Go to an abortion facility during its business hours, and you will sometimes see "escorts" who lead the girls in to get their abortion, and "protect" them from the information that pro-life people outside want to give them about alternatives. I often challenge these escorts, "Who is going to escort these girls through the grief, pain, and despair that follow their abortion?"
The answer is, "the Church."
Some have the mistaken impression that to oppose abortion means to oppose those who have them. Just the opposite is true, however. To be pro-life is to be pro-woman, and is to reach out and embrace with healing, compassionate love the person who has gone through the abortion experience, whether that be the mother, the father, the abortion practitioner, or anyone else involved.
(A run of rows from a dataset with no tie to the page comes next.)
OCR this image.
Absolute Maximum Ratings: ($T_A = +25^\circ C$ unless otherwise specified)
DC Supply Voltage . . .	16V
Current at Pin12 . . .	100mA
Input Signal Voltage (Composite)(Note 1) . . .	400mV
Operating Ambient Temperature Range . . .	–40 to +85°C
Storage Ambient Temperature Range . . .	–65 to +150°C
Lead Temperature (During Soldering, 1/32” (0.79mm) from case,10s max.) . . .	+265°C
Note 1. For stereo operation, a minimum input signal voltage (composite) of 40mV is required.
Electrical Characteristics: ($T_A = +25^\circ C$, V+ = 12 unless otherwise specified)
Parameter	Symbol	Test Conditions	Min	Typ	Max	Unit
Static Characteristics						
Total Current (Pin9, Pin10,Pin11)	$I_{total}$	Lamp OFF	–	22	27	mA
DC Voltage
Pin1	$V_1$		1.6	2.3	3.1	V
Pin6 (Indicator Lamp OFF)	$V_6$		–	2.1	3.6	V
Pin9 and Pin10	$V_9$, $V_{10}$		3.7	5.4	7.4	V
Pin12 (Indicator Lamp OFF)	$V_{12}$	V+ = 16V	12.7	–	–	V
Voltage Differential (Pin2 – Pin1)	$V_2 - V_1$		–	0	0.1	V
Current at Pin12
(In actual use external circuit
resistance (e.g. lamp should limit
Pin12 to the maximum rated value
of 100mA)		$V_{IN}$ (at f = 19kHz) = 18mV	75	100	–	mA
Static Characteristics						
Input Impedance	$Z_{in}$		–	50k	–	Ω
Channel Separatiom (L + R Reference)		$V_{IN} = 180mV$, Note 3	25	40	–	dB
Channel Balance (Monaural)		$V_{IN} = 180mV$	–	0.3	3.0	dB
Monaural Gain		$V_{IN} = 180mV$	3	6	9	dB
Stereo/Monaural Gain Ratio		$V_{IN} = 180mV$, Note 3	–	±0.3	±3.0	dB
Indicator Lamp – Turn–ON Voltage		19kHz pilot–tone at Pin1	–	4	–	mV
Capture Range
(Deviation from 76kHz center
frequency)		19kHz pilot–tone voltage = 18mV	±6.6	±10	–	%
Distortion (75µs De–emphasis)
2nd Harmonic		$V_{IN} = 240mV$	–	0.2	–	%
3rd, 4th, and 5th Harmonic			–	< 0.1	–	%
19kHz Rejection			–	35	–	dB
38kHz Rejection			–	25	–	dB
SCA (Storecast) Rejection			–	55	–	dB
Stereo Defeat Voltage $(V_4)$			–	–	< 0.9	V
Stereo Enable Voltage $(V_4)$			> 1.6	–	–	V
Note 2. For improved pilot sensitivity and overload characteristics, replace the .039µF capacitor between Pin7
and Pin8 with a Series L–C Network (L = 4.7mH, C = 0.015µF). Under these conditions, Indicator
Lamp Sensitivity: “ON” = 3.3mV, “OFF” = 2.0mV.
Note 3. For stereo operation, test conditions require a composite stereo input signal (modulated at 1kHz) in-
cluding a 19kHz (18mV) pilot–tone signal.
One of my greatest joys as a priest and as a pro-life leader is to be able to say to one who has had an abortion, "Your sins are forgiven, go in peace." I recently worked with one who had ten abortions; I know of another who had 24. Even she can be forgiven when she repents of her sins. Even to her, our message is, "The doors of the Church are open!"
Particular emphasis is given to those open doors in this Jubilee Year 2000. It is a year marked by the theme of Reconciliation, and for this reason the US bishops have put the ministry of post-abortion healing at the forefront of their Respect Life Activities this year.
In one sense, post-abortion healing is one form of ministry to those who grieve a death in the family. At the same time, however, it involves a unique form of grief-counseling, in the sense that the cause of the grief is widely denied. Nobody would deny a parent's need to grieve the loss of a five-year old child. But many deny the need to grieve the loss of a child who was aborted. After all, how can the exercise of a constitutionally-protected right bring grief?
This is precisely where pro-choice advocates lose touch with reality. They have rallies, make speeches, and cheer on candidates who sing the praises of a "woman's right to choose," scarcely realizing that by doing this, they insult those who grieve after that choice. Hardly do they see that the defense of the abortion-choice makes the post-abortive parent feel silly for feeling sad. This makes it more difficult to grieve, to express that grief, and to find healing.
Churches which take a pro-choice position are, for the same reason, especially incapable of offering the kind of healing and peace which so many seek after abortion.
During this Jubilee Year, we each have an opportunity to "Open Wide the Doors to Christ" for those who grieve after abortion. Gently tell them that hope and healing are available. Publicize the number of the National Office of Post-Abortion Reconciliation and Healing (Project Rachel), 800-5-WE-CARE. Let us together show the true face of the Church and the pro-life movement as beacons of hope!